7/16/2024, 1:07:43.839 PM Received watch event "Bookmark" for "Hidden/(null)", last observed resource version: 68368670.  
7/16/2024, 1:07:47.938 PM Watcher for Hidden was terminated and is reconnecting.  
7/16/2024, 1:07:47.943 PM Watcher for Hidden was terminated and is reconnecting.  
7/16/2024, 1:07:47.943 PM Watcher for Hidden was terminated and is reconnecting.  
7/16/2024, 1:07:47.949 PM There was an error while watching the resource "ObscureNamespace.V1EntityR". The response ended prematurely while waiting for the next frame from the server. (ResponseEnded)
7/16/2024, 1:07:47.949 PM There were 1 errors / retries in the watcher. Wait 2.456s before next attempt to connect.  

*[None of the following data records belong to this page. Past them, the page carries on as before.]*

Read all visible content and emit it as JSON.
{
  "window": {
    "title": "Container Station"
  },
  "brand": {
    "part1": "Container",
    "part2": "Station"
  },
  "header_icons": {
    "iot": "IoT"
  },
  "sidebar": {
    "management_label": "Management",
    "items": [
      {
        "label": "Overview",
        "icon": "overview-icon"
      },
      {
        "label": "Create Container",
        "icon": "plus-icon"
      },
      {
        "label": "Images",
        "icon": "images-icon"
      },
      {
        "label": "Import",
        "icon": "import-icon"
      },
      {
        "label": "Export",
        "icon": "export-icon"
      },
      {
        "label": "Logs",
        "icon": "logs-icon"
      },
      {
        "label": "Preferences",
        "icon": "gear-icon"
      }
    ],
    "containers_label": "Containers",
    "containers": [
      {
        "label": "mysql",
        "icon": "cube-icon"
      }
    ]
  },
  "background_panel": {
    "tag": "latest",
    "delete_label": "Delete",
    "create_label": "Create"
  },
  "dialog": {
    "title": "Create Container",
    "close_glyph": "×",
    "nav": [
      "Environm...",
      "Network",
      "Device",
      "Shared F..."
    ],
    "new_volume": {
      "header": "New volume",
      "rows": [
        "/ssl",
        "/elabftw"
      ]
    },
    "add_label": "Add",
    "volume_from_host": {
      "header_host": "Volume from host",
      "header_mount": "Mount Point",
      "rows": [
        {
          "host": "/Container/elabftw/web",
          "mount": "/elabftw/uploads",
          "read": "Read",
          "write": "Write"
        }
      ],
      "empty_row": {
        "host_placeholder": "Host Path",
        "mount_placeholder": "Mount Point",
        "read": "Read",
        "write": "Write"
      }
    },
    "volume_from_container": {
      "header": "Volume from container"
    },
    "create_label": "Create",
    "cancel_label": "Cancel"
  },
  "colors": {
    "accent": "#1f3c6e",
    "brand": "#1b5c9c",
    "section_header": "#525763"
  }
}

7/16/2024, 1:07:48.030 PM There was an error while watching the resource "ObscureNamespace.V1EntityPM". too old resource version: 68358497 (68368462)
7/16/2024, 1:07:48.030 PM There were 1 errors / retries in the watcher. Wait 2.197s before next attempt to connect.  

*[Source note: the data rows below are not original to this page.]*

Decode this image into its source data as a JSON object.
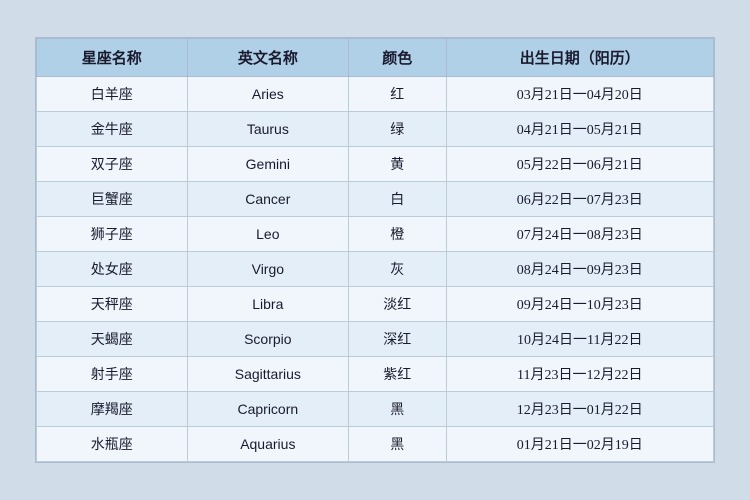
{
  "table": {
    "headers": [
      "星座名称",
      "英文名称",
      "颜色",
      "出生日期（阳历）"
    ],
    "rows": [
      {
        "chinese": "白羊座",
        "english": "Aries",
        "color": "红",
        "dates": "03月21日一04月20日"
      },
      {
        "chinese": "金牛座",
        "english": "Taurus",
        "color": "绿",
        "dates": "04月21日一05月21日"
      },
      {
        "chinese": "双子座",
        "english": "Gemini",
        "color": "黄",
        "dates": "05月22日一06月21日"
      },
      {
        "chinese": "巨蟹座",
        "english": "Cancer",
        "color": "白",
        "dates": "06月22日一07月23日"
      },
      {
        "chinese": "狮子座",
        "english": "Leo",
        "color": "橙",
        "dates": "07月24日一08月23日"
      },
      {
        "chinese": "处女座",
        "english": "Virgo",
        "color": "灰",
        "dates": "08月24日一09月23日"
      },
      {
        "chinese": "天秤座",
        "english": "Libra",
        "color": "淡红",
        "dates": "09月24日一10月23日"
      },
      {
        "chinese": "天蝎座",
        "english": "Scorpio",
        "color": "深红",
        "dates": "10月24日一11月22日"
      },
      {
        "chinese": "射手座",
        "english": "Sagittarius",
        "color": "紫红",
        "dates": "11月23日一12月22日"
      },
      {
        "chinese": "摩羯座",
        "english": "Capricorn",
        "color": "黑",
        "dates": "12月23日一01月22日"
      },
      {
        "chinese": "水瓶座",
        "english": "Aquarius",
        "color": "黑",
        "dates": "01月21日一02月19日"
      }
    ]
  }
}
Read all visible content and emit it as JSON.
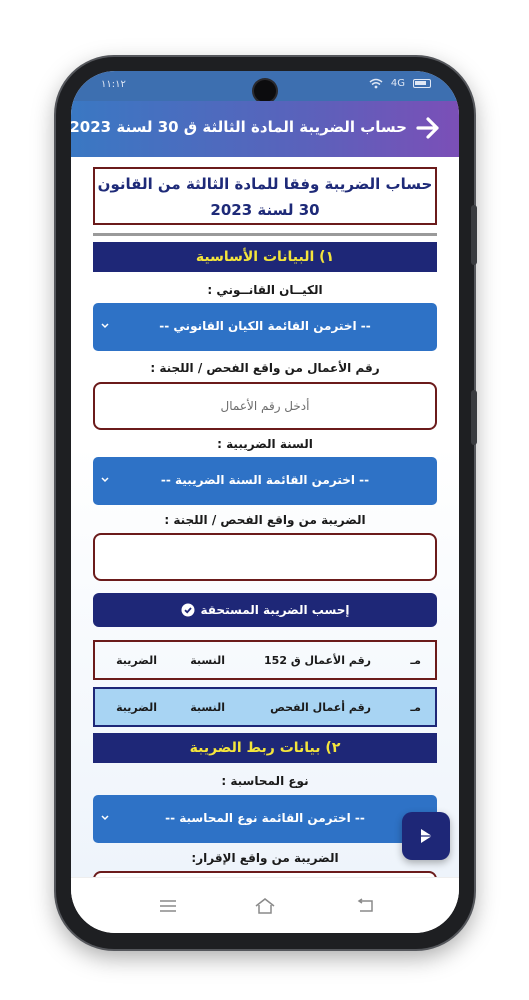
{
  "status_bar": {
    "time": "١١:١٢",
    "network": "4G"
  },
  "app_bar": {
    "title": "حساب الضريبة المادة الثالثة ق 30 لسنة 2023",
    "back_icon": "arrow-right-icon"
  },
  "header": {
    "line1": "حساب الضريبة وفقا للمادة الثالثة من القانون",
    "line2": "30 لسنة 2023"
  },
  "section1": {
    "title": "١) البيانات الأساسية"
  },
  "legal_entity": {
    "label": "الكيــان القانــوني :",
    "value": "-- اخترمن القائمة الكيان القانوني --"
  },
  "business_number": {
    "label": "رقم الأعمال من واقع الفحص / اللجنة :",
    "placeholder": "أدخل رقم الأعمال"
  },
  "tax_year": {
    "label": "السنة الضريبية :",
    "value": "-- اخترمن القائمة السنة الضريبية --"
  },
  "tax_from_exam": {
    "label": "الضريبة من واقع الفحص / اللجنة :",
    "value": ""
  },
  "calculate_button": {
    "label": "إحسب الضريبة المستحقة"
  },
  "results_table": {
    "row1": {
      "index": "مـ",
      "business": "رقم الأعمال ق 152",
      "ratio": "النسبة",
      "tax": "الضريبة"
    },
    "row2": {
      "index": "مـ",
      "business": "رقم أعمال الفحص",
      "ratio": "النسبة",
      "tax": "الضريبة"
    }
  },
  "section2": {
    "title": "٢) بيانات ربط الضريبة"
  },
  "accounting_type": {
    "label": "نوع المحاسبة :",
    "value": "-- اخترمن القائمة نوع المحاسبة --"
  },
  "tax_from_declaration": {
    "label": "الضريبة من واقع الإقرار:"
  },
  "colors": {
    "navy": "#1e2777",
    "blue": "#2e72c6",
    "border": "#6b1b1b",
    "yellow": "#f4e53c",
    "light_blue": "#a8d4f3"
  }
}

7/16/2024, 1:07:48.097 PM There was an error while watching the resource "ObscureNamespace.V1EntitySRB". too old resource version: 68358844 (68369473)
7/16/2024, 1:07:48.097 PM There were 1 errors / retries in the watcher. Wait 2.823s before next attempt to connect.  
7/16/2024, 1:07:50.230 PM Watcher for V1EntityPM was terminated and is reconnecting.  
7/16/2024, 1:07:50.232 PM There was an error while watching the resource "ObscureNamespace.V1EntityPM". too old resource version: 68358497 (68368462)
7/16/2024, 1:07:50.232 PM There were 2 errors / retries in the watcher. Wait 4.481s before next attempt to connect.  
7/16/2024, 1:07:50.403 PM Watcher for V1EntityR was terminated and is reconnecting.  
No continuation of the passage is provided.